NANCY L. STOKEY TO RECEIVE CME GROUP-MSRI PRIZE AND MEDAL
PUBLISHED ON MAY 9, 2022
This article originally appeared on and is available at www.msri.org.
2021 CME Group-MSRI Prize Announced, to be Awarded May 16
"The 15th annual CME Group-MSRI Prize in Innovative Quantitative Applications will be awarded to Nancy L. Stokey. The award announcement and seminar will be held on May 16, 2022 at the CME Group in Chicago, IL.
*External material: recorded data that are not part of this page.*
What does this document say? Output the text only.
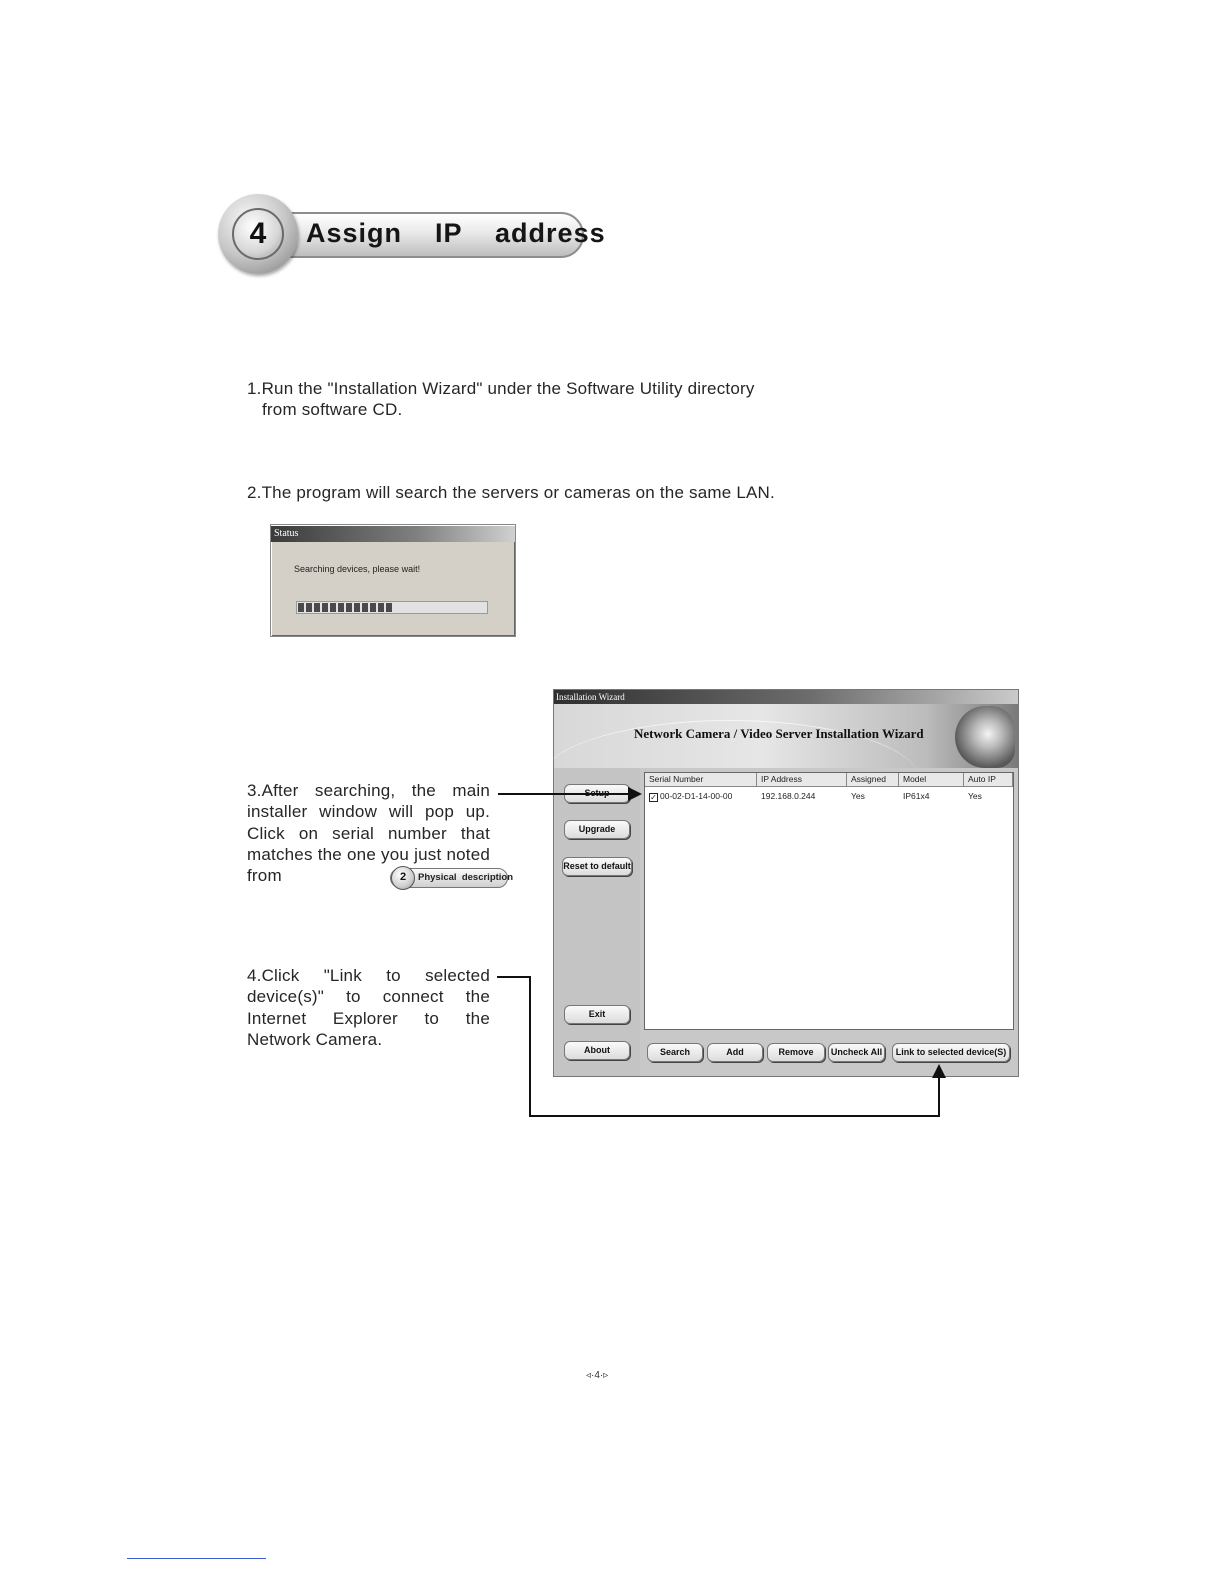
4	Assign  IP  address
1.Run the "Installation Wizard" under the Software Utility directory
from software CD.
2.The program will search the servers or cameras on the same LAN.
Status
Searching devices, please wait!
3.After searching, the main installer window will pop up. Click on serial number that matches the one you just noted from	2	Physical  description
4.Click "Link to selected device(s)" to connect the Internet Explorer to the Network Camera.
Installation Wizard
Network Camera / Video Server Installation Wizard
Upgrade
Reset to default
Exit
About
Serial Number	IP Address	Assigned	Model	Auto IP
✓ 00-02-D1-14-00-00	192.168.0.244	Yes	IP61x4	Yes
Search	Add	Remove	Uncheck All	Link to selected device(S)
◃·4·▹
The CME Group-MSRI Prize is awarded to an individual or a group to recognize originality and innovation in the use of mathematical, statistical or computational methods for the study of the behavior of markets, and more broadly of economics.
About Nancy L. Stokey
Nancy L. Stokey is the Frederick Henry Prince Distinguished Service Professor of Economics, University of Chicago. Stokey is a member of the National Academy of Sciences and of the American Academy of Arts and Sciences, a Fellow of the Econometric Society, a Distinguished Fellow of the American Economic Association, and the 2021 President of the Society for the Advancement of Economic Theory. She has served as co-editor of Econometrica and of The Journal of Political Economy, and as vice-President of the American Economic Association.
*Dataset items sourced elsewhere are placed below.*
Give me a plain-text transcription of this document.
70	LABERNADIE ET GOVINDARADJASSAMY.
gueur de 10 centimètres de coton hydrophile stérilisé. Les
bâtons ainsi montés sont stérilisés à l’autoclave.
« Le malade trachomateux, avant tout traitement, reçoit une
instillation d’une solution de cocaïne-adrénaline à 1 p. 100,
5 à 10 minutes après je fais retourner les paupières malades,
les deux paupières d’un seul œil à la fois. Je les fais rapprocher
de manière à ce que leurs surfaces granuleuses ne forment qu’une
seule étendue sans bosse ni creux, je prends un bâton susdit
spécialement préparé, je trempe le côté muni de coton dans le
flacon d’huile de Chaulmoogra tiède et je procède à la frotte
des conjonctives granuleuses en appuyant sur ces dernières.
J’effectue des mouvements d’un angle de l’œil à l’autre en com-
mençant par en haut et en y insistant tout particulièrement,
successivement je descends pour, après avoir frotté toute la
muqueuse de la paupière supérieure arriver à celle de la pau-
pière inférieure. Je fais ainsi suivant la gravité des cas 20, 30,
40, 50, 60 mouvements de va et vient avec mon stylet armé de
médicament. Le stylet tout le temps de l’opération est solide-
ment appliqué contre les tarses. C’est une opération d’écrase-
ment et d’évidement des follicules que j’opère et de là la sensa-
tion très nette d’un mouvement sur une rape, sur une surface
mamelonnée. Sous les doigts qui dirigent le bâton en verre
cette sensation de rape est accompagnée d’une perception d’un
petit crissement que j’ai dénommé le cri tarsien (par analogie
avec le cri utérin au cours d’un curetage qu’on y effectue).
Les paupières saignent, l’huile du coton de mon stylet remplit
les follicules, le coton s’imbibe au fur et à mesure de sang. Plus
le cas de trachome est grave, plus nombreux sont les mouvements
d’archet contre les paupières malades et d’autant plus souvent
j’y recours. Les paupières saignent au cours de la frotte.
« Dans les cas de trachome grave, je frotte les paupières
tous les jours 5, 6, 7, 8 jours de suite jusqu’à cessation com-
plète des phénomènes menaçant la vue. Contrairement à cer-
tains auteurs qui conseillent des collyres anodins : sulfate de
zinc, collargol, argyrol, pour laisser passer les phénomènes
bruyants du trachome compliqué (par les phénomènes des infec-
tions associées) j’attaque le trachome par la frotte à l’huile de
Stokey is co-author of the influential monograph Recursive Methods in Economic Dynamics (1989), which has provided the mathematical basis for much of modern macroeconomics. She is also co-developer of a model of dynamic taxation and debt policy that has served as the foundation for much subsequent work in that area, and she is author of The Economics of Inaction (2009), which treats models that involve fixed costs of adjustment.
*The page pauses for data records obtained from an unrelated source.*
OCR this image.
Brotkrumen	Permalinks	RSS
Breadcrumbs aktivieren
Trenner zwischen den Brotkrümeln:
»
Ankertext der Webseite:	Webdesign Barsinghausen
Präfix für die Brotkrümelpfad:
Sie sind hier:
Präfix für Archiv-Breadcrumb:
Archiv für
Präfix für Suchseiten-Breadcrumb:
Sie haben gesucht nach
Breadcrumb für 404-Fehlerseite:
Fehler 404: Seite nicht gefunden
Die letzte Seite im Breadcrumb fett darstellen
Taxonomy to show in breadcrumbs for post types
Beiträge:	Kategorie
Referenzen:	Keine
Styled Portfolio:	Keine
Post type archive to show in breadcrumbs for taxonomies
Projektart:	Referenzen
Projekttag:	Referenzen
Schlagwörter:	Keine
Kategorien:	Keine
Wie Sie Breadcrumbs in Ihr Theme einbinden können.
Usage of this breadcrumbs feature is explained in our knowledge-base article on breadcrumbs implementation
Stokey has also contributed to various areas of microeconomics, with the first rigorous proof of the famous Coase conjecture, and as co-developer of the No-Trade theorem, a result that presents a fundamental puzzle about information, stock market prices, and the volume of trading.
Stokey’s recent work has focused on economic growth and development, especially on the role of trade and technology transfers in accelerating growth in middle-income countries."